Wyasa menyela luapan amarah kepada para sesepuh yang duduk diam pada waktu peristiwa dahsyat itu terjadi; katanya, "Nak! Parikshit! Jangan tergesa mengambil kesimpulan dan menjadi bingung. Tidak seorang pun di antara para sesepuh yang hadir dalam pertemuan itu menyetujui perbuatan jahat Duryodhana, Dussasana, dan lain-lainnya. Para sesepuh memperingatkan mereka akan akibat-akibat kejahatan tersebut, tetapi apa yang dapat mereka perbuat bila orang-orang yang berhati busuk itu melakukan dosa? Ketika Dussasana menjambak rambut Draupadi dan menyeretnya menuju balai sidang keraton yang penuh para pejabat tinggi istana serta tokoh lainnya, 'kesedihan Widura, Bhisma, dan Drona tidak tertahankan lagi. Kata-kata tidak mampu mengungkapkannya. Air mata mengalir di pipi mereka. Mereka tidak mampu menengadah mamandang gerombolan yang menjijikkan itu."

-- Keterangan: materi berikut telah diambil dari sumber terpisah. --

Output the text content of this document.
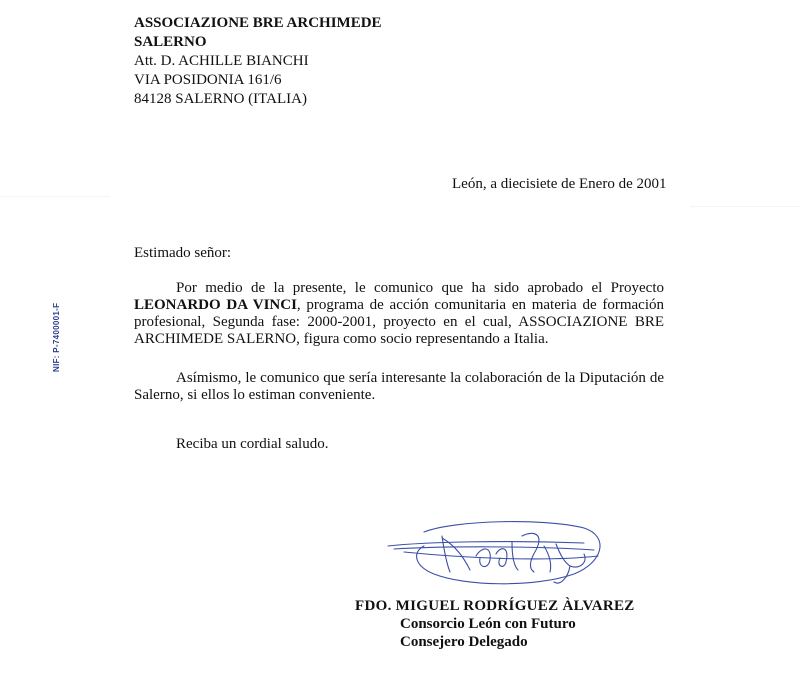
ASSOCIAZIONE BRE ARCHIMEDE
SALERNO
Att. D. ACHILLE BIANCHI
VIA POSIDONIA 161/6
84128 SALERNO (ITALIA)
León, a diecisiete de Enero de 2001
Estimado señor:
Por medio de la presente, le comunico que ha sido aprobado el Proyecto LEONARDO DA VINCI, programa de acción comunitaria en materia de formación profesional, Segunda fase: 2000-2001, proyecto en el cual, ASSOCIAZIONE BRE ARCHIMEDE SALERNO, figura como socio representando a Italia.
Asímismo, le comunico que sería interesante la colaboración de la Diputación de Salerno, si ellos lo estiman conveniente.
Reciba un cordial saludo.
NIF: P-7400001-F
FDO. MIGUEL RODRÍGUEZ ÀLVAREZ
Consorcio León con Futuro
Consejero Delegado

"Juga ada sebab lain. Percikan api timbul dari pandangan Draupadi yang penuh amarah ketika ia dianiaya dan jika jatuh pada siapa pun juga di balairung itu, pastilah orang tersebut hangus menjadi abu! Untunglah ia hanya menatap kakek Nanda yang tertua, Dharmaraja. Ketabahan dan ketenangan Dharmaraja terekam dalam pikiran dan perasaan Draupadi sehingga orang-orang yang berkumpul di situ selamat dari kebinasaan. Jika tidak, pastilah Duryodhana, Dussasana, dan saudara-saudaranya yang busuk itu tidak akan ada yang hidup."
Wajah Dharmaraja yang penuh ketenangan mempunyai pengaruh yang mengubah. Para kakek Nanda: Bhima, Arjuna, Nakula, dan Sahadewa mengamati wajah itu ketika hati mereka tercabik-cabik melihat penderitaan Draupadi, tetapi sementara mereka mengamati wajah itu, gelora kegeraman mereka mereda. Hari itu air muka Dharmaraja yang penuh ketenangan menyelamatkan setiap orang dari bencana; jika tidak pastilah semua sudah habis terbakar api kemarahan, membuat pertempuran Kurukshetra tidak diperlukan lagi."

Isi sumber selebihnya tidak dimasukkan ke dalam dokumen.